18. The scientist Paul Walden once remarked, “Although Lomonosov the chemist had many enemies, his greatest opponent was Lomonosov the poet.” And although Pushkin did not consider the scientist a great poet and called his odes tedious and inflated, yet Lomonosov’s contribution to literature is great. Together with Vasily Trediakovsky, applied the rules of syllabic-tonic versification to the Russian language. His epigrams and Anthem to the Beard are notable contributions to Russian satire. We still quote many lines by Lomonosov the poet.

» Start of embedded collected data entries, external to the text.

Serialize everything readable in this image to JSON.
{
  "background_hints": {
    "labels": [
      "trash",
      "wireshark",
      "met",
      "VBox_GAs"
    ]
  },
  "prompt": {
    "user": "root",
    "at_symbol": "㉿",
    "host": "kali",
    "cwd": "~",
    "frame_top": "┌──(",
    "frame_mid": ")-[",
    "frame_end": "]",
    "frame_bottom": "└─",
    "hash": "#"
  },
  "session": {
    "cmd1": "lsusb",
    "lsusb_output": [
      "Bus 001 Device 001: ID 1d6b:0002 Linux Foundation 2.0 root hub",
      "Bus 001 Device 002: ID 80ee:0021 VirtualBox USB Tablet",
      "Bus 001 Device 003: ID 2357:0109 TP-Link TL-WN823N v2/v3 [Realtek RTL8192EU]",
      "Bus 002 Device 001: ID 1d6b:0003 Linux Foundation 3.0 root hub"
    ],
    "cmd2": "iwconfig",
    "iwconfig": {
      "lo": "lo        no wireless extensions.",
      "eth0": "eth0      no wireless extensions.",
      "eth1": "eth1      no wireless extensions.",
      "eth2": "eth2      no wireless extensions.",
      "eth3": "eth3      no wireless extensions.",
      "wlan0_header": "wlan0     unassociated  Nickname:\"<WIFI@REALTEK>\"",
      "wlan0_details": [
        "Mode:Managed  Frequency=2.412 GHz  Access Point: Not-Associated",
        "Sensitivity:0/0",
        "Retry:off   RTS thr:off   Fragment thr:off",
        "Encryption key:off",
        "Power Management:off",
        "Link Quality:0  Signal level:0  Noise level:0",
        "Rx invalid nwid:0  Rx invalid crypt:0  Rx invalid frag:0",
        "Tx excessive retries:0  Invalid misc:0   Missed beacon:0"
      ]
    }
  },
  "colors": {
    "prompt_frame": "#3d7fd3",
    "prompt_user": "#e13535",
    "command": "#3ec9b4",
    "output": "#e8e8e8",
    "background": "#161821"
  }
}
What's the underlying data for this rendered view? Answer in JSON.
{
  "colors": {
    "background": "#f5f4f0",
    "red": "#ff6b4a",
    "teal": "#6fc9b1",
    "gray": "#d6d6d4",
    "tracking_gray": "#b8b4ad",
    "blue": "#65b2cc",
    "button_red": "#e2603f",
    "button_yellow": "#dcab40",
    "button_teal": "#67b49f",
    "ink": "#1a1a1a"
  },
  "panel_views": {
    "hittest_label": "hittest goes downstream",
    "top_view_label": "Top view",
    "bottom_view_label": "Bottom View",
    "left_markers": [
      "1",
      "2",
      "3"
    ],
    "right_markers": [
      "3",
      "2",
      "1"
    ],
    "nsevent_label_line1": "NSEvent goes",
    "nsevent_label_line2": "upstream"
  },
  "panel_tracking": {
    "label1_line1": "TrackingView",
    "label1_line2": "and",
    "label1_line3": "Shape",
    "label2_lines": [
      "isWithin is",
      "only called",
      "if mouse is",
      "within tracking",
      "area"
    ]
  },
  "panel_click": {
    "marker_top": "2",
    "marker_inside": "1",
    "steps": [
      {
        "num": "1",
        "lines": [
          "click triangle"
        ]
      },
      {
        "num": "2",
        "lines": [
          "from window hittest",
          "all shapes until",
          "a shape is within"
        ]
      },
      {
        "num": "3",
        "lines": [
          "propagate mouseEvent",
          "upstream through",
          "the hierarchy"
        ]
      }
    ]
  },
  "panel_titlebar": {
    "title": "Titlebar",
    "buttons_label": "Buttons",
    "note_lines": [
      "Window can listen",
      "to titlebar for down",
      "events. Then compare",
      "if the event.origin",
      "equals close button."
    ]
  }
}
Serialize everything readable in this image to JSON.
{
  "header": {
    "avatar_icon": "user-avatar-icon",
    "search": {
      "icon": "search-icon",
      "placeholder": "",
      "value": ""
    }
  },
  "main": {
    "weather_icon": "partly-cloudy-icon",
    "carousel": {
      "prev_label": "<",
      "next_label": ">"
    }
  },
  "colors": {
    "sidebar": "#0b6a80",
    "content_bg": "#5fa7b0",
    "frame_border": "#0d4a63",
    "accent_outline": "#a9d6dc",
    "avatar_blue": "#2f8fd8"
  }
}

For example, these ones: “The sciences nourish the young, Give joy to the old,” “The abyss has opened, full of stars, The stars are countless, the abyss is bottomless.”

 

19. Pushkin’s words about Lomonosov are extremely precise: “Combining the extraordinary power of will with the extraordinary power of the concept, Lomonosov embraced all branches of education… A historian, a rhetorician, a mechanic, a chemist, a mineralogist, an artist, and a poet, he has experienced and penetrated everything: at first, he delves into the history of the fatherland, establishes the rules of its social language, states laws and models of classical eloquence, with the unfortunate Rikhman anticipates Franklin’s discovery, founds a factory, builds huge machines himself, presents us with artistic mosaic works, and finally reveals the true sources of our poetic language.”

 

20. Lomonosov played a special role in the language. And this is not surprising: “our first university,” according to Pushkin, had to come up with a terminology for a number of sciences. It was Mikhail Vasilyevich who introduced the words meaning “minus,” “diameter,” “atmosphere,” “thermometer,” “acid,” “refraction,” “horizon,” and many other things into Russian.

 

21. Lomonosov’s name is immortalized on the map of Russia and the world. The city of Lomonosov, former Oranienbaum, is now part of St. Petersburg, but has retained its sonorous name. The Lomonosov Ridge was discovered in 1913 on Novaya Zemlya by Georgy Sedov, and another ridge – an underwater one – was discovered in 1948 in the Arctic Ocean. There is the Lomonosov Plateau in Greenland, on the island of Paramushir, one of the Kuril Islands, there is a sleeping volcano – Mount Lomonosov; there are Lomonosov Mountains in Antarctica and on the Edge Island of the Svalbard archipelago. And the very first geographical object named after the great scientist is Cape Lomonosov on the western shore of the Amur estuary, which was discovered in 1849 by Gennady Nevelskoy.